I've never really done much PVP, especially FPSs, and I'm pretty terrible but this has been a lot of fun and I could see myself playing it at launch.
Do they take into account skill level when doing matchmaking? Or am I just going to get my ass handed to me over and over? I do get some kills but I probably die more times than I kill someone LOL. That's one of the reasons I've never played these games.
Everything is going into the account of your skill in SBM in Halo. Your accuracy, damage dealt, assists made, wins, losses, deaths, kills, streaks, I think that they tweaked Halo 5 afterwards (around 2018) that even performance of your positioning in the match goes into the account.

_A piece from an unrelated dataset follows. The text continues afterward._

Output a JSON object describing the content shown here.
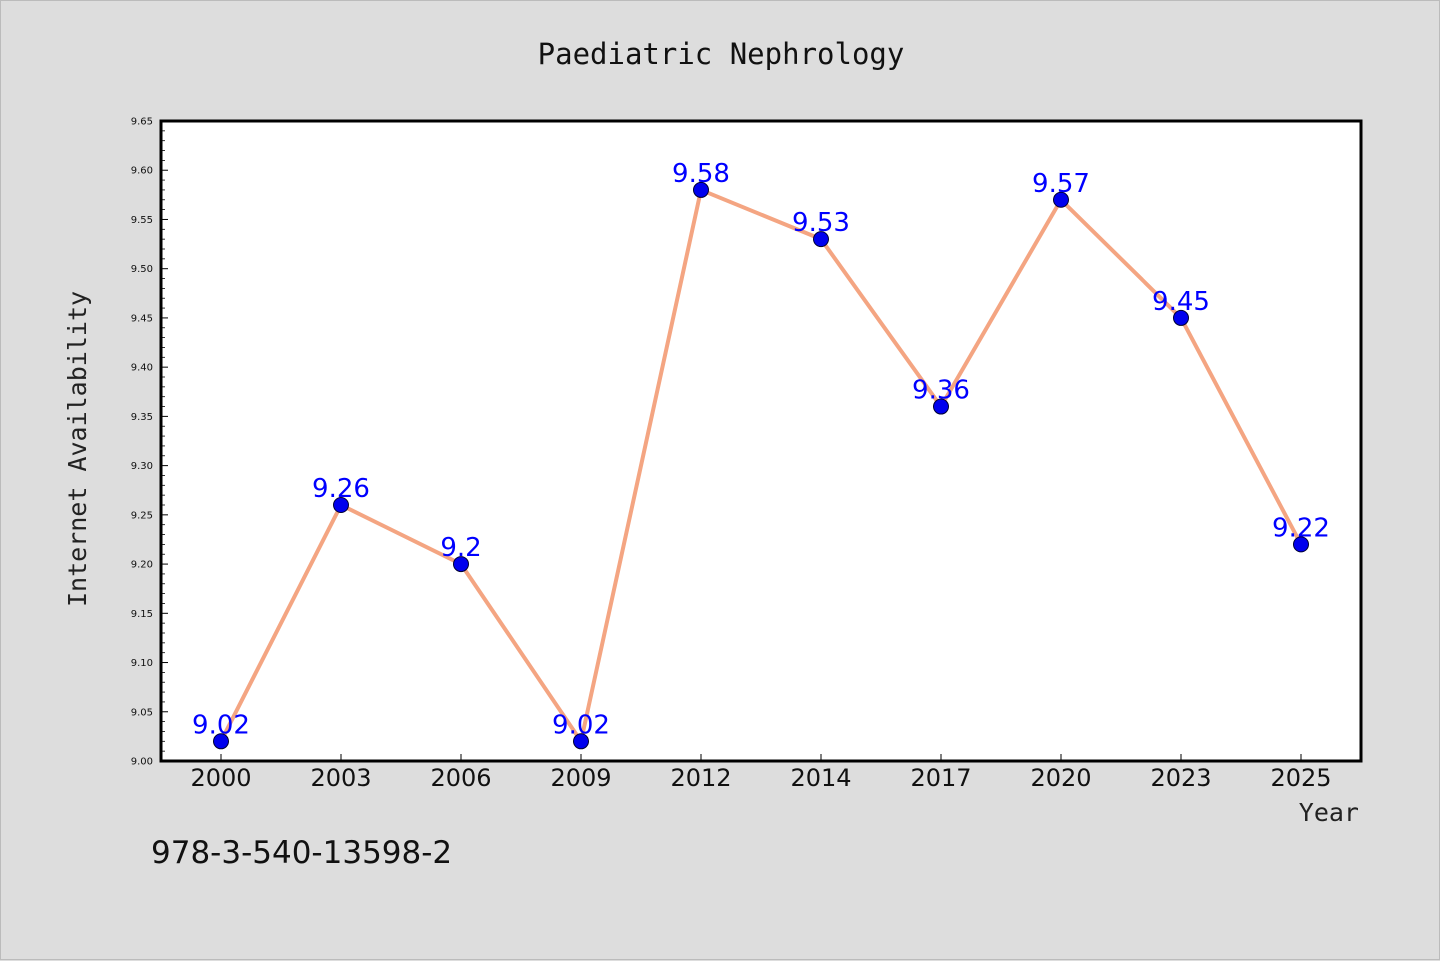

So it's not if you just win you get those invisible skill points. You can win with shit play and you will get basically +0 skill points and you will remain at the same player pool. It's most visible in ranked, but of course, it works like that in socials too, just not that strict. The Player pool is going wider, during the matchmaking.
The Halo 5 system was good in the end and I believe they will transfer it in the future, and one of the rarest examples of how Skills should be distributed during and after the match.
That means, even if you're carried over with good teammates, you probably won't advance, or will until your skill matches your rank and that's it, you will be soft blocked until you git gud.
EDIT: There was a heated discussion on the Waypoint forum a couple of years back on why people can not advance further than diamonds while playing with their teammates. A lot of people raged about that, but when you check their stats, you can see why is it.
For example, I was always on the edge of D/O and I could not get a secured position in Onyx only because I was not playing as frequent and could not maintain my playstyle. The system was dropping me to D5-6 all the time because of being inconsistent. I raged but after going through I think a couple of hundreds of pages of discussion, I realised that it means that the system is working.